Newcrest admits briefing before revamp

Newcrest Mining has confirmed that meetings were held with investment bank analysts in the days before a major corporate restructure on June 7 but the company continues to insist it did not breach market disclosure rules in those meetings.

Newcrest Mining has confirmed that meetings were held with investment bank analysts in the days before a major corporate restructure on June 7 but the company continues to insist it did not breach market disclosure rules in those meetings.

Confirmation that briefings took place before June 7 came as Newcrest appointed former ASX chairman Maurice Newman to conduct a review of the company's disclosure performance.

Newcrest's relationship with certain analysts has been under scrutiny over recent weeks after the company's share price fell by close to 15 per cent in the 72 hours before the major restructure.

The company has long denied giving "selective briefings" before June 7, a defence that ultimately means the company denies leaking market sensitive information to preferred analysts.

But, speaking to media on Tuesday, chief executive Greg Robinson confirmed that some analysts were briefed before June 7.

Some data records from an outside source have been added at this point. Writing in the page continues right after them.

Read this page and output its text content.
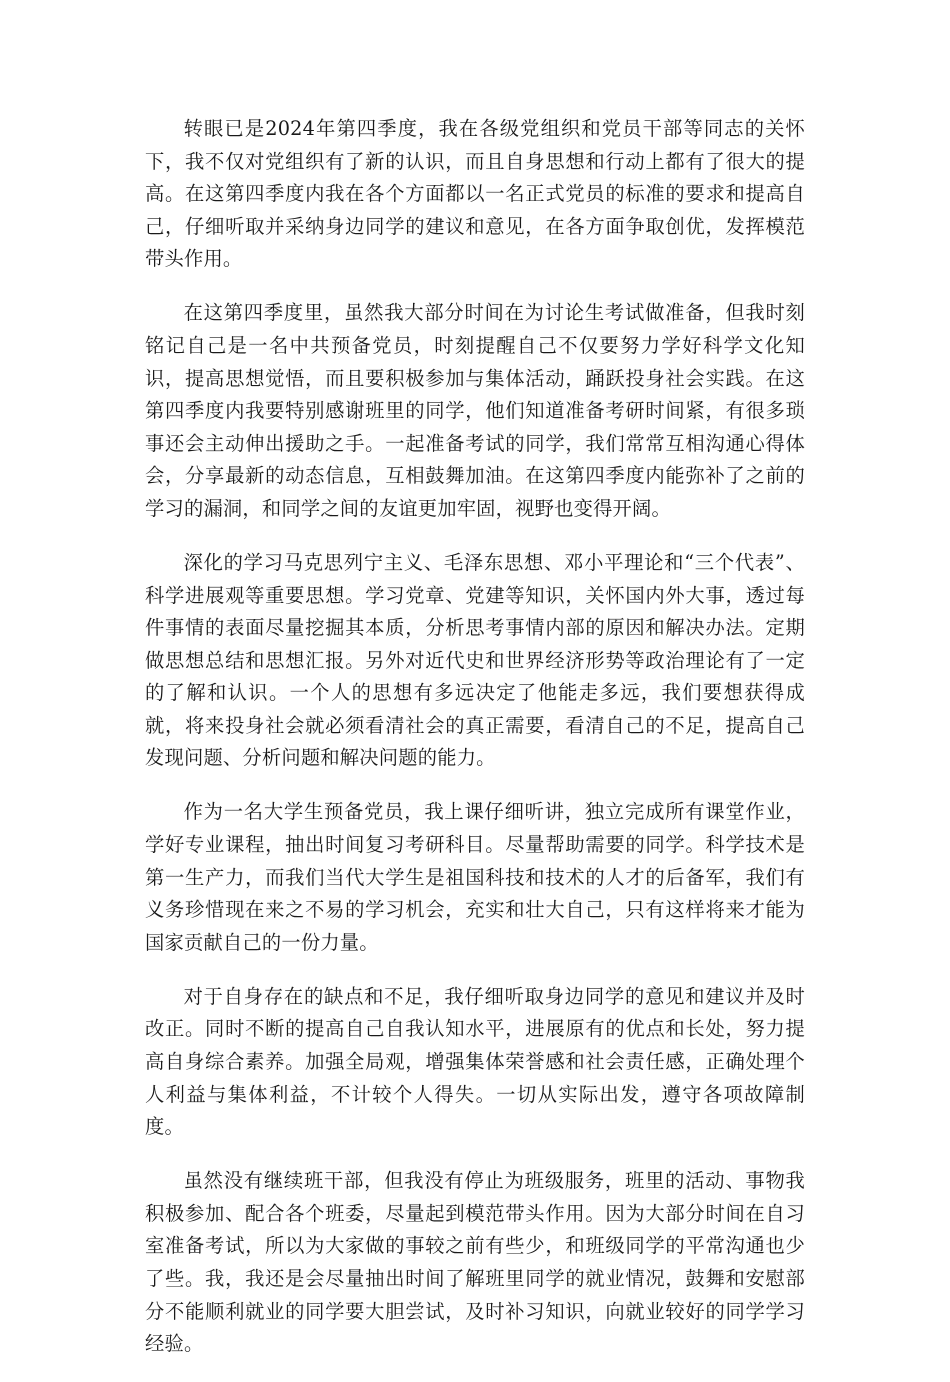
转眼已是2024年第四季度，我在各级党组织和党员干部等同志的关怀下，我不仅对党组织有了新的认识，而且自身思想和行动上都有了很大的提高。在这第四季度内我在各个方面都以一名正式党员的标准的要求和提高自己，仔细听取并采纳身边同学的建议和意见，在各方面争取创优，发挥模范带头作用。

在这第四季度里，虽然我大部分时间在为讨论生考试做准备，但我时刻铭记自己是一名中共预备党员，时刻提醒自己不仅要努力学好科学文化知识，提高思想觉悟，而且要积极参加与集体活动，踊跃投身社会实践。在这第四季度内我要特别感谢班里的同学，他们知道准备考研时间紧，有很多琐事还会主动伸出援助之手。一起准备考试的同学，我们常常互相沟通心得体会，分享最新的动态信息，互相鼓舞加油。在这第四季度内能弥补了之前的学习的漏洞，和同学之间的友谊更加牢固，视野也变得开阔。

深化的学习马克思列宁主义、毛泽东思想、邓小平理论和“三个代表”、科学进展观等重要思想。学习党章、党建等知识，关怀国内外大事，透过每件事情的表面尽量挖掘其本质，分析思考事情内部的原因和解决办法。定期做思想总结和思想汇报。另外对近代史和世界经济形势等政治理论有了一定的了解和认识。一个人的思想有多远决定了他能走多远，我们要想获得成就，将来投身社会就必须看清社会的真正需要，看清自己的不足，提高自己发现问题、分析问题和解决问题的能力。

作为一名大学生预备党员，我上课仔细听讲，独立完成所有课堂作业，学好专业课程，抽出时间复习考研科目。尽量帮助需要的同学。科学技术是第一生产力，而我们当代大学生是祖国科技和技术的人才的后备军，我们有义务珍惜现在来之不易的学习机会，充实和壮大自己，只有这样将来才能为国家贡献自己的一份力量。

对于自身存在的缺点和不足，我仔细听取身边同学的意见和建议并及时改正。同时不断的提高自己自我认知水平，进展原有的优点和长处，努力提高自身综合素养。加强全局观，增强集体荣誉感和社会责任感，正确处理个人利益与集体利益，不计较个人得失。一切从实际出发，遵守各项故障制度。

虽然没有继续班干部，但我没有停止为班级服务，班里的活动、事物我积极参加、配合各个班委，尽量起到模范带头作用。因为大部分时间在自习室准备考试，所以为大家做的事较之前有些少，和班级同学的平常沟通也少了些。我，我还是会尽量抽出时间了解班里同学的就业情况，鼓舞和安慰部分不能顺利就业的同学要大胆尝试，及时补习知识，向就业较好的同学学习经验。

"There were briefings, there were discussions with analysts as our investor relations group do on a regular basis," he said.

"They do that under the policy, procedures and standards we have in the company and again, from our point of view, we don't think they've done anything incorrect."

Analysts from Citi, Bank of America Merrill Lynch, UBS and Credit Suisse published research notes on Newcrest in the days before June 7 and many of their predictions about a more modest future for Newcrest proved accurate on June 7.

Dr Newman's review will be separate to investigations under way by the Australian Securities and Investments Commission and the ASX. Those regulators have sought information from Newcrest.

When asked why he had not left ASIC to investigate the matter on their own, Newcrest chairman Don Mercer said he commissioned Dr Newman because the board wanted to know of any problems within the company as soon as possible.

"We cannot stand by and watch a slow methodical review by a third party take place - if there is an issue here, we need to know what it is and deal with it," he said.

Dr Newman owns about 30,000 shares in Newcrest and will be paid by the company for conducting the review but Mr Mercer declined to say how much he would be paid.

Apart from his time at the ASX, Dr Newman has served as chairman of the ABC and worked in the education and banking sectors.

Australian Shareholders' Association spokesman Stephen Mayne said the review was better than nothing.

"A proactive approach by the board is to be welcomed and Maurice Newman is well placed to conduct such a review - but I do think the excessive focus on disclosure detracts from the real issue, which is dreadful performance and the need for board and management accountability for the billions that have been lost," he said.

Mr Mercer conceded the saga was affecting Newcrest's share price, which has lost a further 10 per cent of its value over the past two days.